Considerações do tributarista Ives Gandra da Silva Martins sobre o texto da reforma tributária aprovado pela Câmara dos Deputados, na sexta-feira, 7/7. A íntegra pode ser acessada no Instagram do Professor Ives Gandra
Autonomia dos estados e municípios
“Tenho a impressão de que o texto que passou na Câmara vai ter que ser reexaminado no Senado. O sistema anterior não era ruim. Pelomenos até o momento em que foi aprovado. Foi até elogiado, em 1988. O que houve foi uma desfiguração através de legislação infraconstitucional.
O que se pretendeu nessa reforma? Pegar cinco tributos e compactar em três. Nós temos o IBS, o CBS e o Imposto Seletivo. Vale dizer, reduzo de cinco para três. Tira-se a autonomia dos estados e municípios e cria-se um conselho federativo. Em que, evidentemente, eles terão, todos, que discutir aquilo que vai ser a tributação.
Perdendo aquela autonomia de o município decidir sobre seu ISS para ser subordinado a um conselho no qual haverá representantes dos municípios e de cada estado. Então, é uma diminuição do sistema federativo.
Para muitos, nós estamos voltando a um estado unitário porque perdemos a autonomia financeira dos estados. Por outro lado, quando foi concebido o sistema, a ideia era ter uma alíquota única, sem exceções. Porque a desfiguração do sistema anterior ocorreu nas aberturas de uma série de exceções do ICMS, do ISS, vindas de guerras fiscais, etc.”
Aumento de carga tributária
“Agora não é isso que vai acontecer. Diziam eles, isso não acontecerá porque teremos uma alíquota única. Calculada em 25 % para todos, para agropecuária, para serviços, para comércio, para indústria e para o sistema financeiro. Como foram sendo abertas exceções, essa alíquota não mais será de 25%. Será muito maior; e com as exceções abertas, um grande número de atividades ficaram fora. Por exemplo, advocacia, serviços, que antes estavam com uma média de ISS no Brasil de 3% , nos diversos municípios, podia ser de, no máximo, 5%, mas variando entre 2% e 5 %, vai passar para 25 % ou 30%. Um advogado que pagava uma taxa única vai, agora, pagar 30% mais os 25%, 22,5%. E eu falo disso de médicos, de engenheiros, de todos. Eles abriram exceções.
O que vale dizer, não há como não haver aumento de carga tributária, apesar de criar uma trava. Por quê? Porque os estados e municípios que vão ganhar com o novo sistema, diretamente vão ficar extremamente satisfeitos. Os estados e municípios que vão perder, vão ser compensados pela União. Vão ser compensados por um fundo, para que não percam receita. Para eles não perderem receita e para a União poder compensar, isso será tirado de algum lugar. O que vale dizer: de nós, contribuintes. Então, apesar de terem colocado uma trava, é uma matemática difícil, que eles vão ter que equacionar em lei complementar, em lei ordinária.”
Carta em branco
“E, por fim, foi para simplificar o sistema que eles mudam o sistema anterior para um novo. Mas como foram abrindo exceções para poder fazer aprovação, essas exceções estão contendo a mesma desfiguração que nós sentimos a partir da Constituição de 1988, do sistema então aprovado, e todos os setores que queriam uma exceção aqui, uma exceção lá.

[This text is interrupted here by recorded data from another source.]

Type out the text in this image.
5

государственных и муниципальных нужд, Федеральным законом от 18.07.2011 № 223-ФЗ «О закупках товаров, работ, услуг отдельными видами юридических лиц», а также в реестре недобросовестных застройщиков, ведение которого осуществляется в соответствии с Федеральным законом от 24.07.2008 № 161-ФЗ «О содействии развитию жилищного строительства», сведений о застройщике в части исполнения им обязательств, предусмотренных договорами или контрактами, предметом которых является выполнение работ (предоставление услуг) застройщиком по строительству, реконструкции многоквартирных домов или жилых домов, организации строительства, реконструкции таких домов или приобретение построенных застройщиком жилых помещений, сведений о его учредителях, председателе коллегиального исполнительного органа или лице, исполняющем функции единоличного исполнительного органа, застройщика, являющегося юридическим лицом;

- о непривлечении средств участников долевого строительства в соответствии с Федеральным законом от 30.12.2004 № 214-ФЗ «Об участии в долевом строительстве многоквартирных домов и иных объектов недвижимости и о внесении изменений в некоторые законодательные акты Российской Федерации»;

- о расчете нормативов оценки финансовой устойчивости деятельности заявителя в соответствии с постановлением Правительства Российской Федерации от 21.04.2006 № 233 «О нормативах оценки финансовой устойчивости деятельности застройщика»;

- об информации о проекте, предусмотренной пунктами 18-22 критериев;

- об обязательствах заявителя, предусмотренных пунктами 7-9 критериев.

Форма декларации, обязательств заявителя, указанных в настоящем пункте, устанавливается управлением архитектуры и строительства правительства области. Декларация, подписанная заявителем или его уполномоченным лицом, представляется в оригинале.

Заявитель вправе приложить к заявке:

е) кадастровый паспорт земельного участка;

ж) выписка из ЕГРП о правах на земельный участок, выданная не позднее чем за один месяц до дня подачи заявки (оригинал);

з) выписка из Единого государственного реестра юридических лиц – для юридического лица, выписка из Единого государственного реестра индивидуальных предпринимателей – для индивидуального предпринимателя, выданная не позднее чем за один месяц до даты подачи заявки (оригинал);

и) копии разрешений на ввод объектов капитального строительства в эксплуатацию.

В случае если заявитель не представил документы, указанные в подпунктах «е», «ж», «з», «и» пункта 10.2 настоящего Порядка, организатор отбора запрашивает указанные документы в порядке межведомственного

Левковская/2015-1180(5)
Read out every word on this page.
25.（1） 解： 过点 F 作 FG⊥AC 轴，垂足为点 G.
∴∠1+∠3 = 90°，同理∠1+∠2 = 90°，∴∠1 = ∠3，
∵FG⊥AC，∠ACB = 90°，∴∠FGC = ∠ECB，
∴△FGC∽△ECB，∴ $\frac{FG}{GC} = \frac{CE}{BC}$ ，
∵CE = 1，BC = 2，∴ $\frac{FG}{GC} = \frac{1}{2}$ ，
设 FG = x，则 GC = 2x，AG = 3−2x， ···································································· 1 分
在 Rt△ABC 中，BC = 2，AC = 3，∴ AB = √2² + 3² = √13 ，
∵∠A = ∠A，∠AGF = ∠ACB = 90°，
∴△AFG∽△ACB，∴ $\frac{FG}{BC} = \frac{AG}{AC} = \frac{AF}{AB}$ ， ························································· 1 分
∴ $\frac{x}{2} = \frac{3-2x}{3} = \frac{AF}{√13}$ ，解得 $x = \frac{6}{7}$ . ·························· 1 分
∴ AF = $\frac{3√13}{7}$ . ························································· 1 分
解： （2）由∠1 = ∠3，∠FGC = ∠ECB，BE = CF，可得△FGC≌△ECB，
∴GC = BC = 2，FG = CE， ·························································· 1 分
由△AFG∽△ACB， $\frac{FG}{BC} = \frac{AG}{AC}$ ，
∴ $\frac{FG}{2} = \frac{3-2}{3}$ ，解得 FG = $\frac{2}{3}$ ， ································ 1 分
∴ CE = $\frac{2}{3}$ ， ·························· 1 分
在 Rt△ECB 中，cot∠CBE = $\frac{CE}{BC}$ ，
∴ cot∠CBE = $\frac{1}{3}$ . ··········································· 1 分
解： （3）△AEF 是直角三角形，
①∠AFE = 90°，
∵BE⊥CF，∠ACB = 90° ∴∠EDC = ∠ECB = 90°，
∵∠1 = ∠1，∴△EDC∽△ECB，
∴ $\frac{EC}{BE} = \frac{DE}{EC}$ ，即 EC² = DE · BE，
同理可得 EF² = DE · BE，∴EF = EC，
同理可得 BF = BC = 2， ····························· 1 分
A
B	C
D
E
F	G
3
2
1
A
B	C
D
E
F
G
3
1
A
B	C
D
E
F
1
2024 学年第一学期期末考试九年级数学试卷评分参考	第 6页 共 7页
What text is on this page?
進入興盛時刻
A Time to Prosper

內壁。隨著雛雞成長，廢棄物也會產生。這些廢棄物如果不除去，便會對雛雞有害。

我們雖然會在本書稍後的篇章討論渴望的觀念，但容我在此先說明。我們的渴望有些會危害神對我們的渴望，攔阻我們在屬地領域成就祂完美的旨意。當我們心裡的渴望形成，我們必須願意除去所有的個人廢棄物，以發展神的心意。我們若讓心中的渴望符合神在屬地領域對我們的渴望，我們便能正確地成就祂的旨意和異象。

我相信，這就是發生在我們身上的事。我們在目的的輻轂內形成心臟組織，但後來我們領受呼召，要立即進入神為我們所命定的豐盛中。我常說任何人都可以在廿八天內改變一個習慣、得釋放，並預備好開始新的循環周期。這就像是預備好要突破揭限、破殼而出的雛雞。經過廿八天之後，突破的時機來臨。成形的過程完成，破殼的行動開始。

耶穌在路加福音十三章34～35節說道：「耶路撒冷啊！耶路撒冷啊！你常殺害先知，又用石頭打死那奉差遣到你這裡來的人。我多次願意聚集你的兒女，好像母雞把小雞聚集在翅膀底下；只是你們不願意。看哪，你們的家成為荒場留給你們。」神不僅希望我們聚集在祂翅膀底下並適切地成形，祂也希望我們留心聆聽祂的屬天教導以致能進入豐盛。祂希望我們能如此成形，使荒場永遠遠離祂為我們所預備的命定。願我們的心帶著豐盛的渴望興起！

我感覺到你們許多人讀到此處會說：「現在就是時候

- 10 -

Mas o certo é o seguinte, haverá, mesmo com exceções, um aumento para a agropecuária, um aumento para o comércio, um aumento para o setor de serviços, em benefício do sistema financeiro e da indústria.
Por isso, nós pedíamos, vamos discutir a reforma com os projetos de lei complementar, com os projetos de lei ordinária, para sabermos os impactos, ao mesmo tempo, sobre municípios e estados.
Nós estamos dando uma carta em branco, porque não temos nenhum anteprojeto ou nenhum projeto de leis ordinárias complementares, nenhuma projeção dos impactos positivos e negativos daquilo que é uma carta branca que se está dando.”
Nunca fui contra a reforma tributária
“Eu disse que nunca fui contra uma reforma tributária, mas acho que uma questão dessa importância teria que vir com um pacote completo e, ao mesmo tempo, um monumental tempo para que se pudesse discutir com todos os lados e a decisão, daí, ser em plena consciência por parte dos congressistas.
Nós lutamos em 1988 (eu participei de diversas audiências públicas, conversando com o presidente da Constituinte, que era Ulisses Guimarães) para fortalecer a federação, vindo de um regime em que tudo estava concentrado na União, que era o regime anterior, o regime militar. Agora, esse esforço federativo fica fragilizado, nós voltamos para o passado (anterior a 1988), caminhamos para o Estado Unitário.”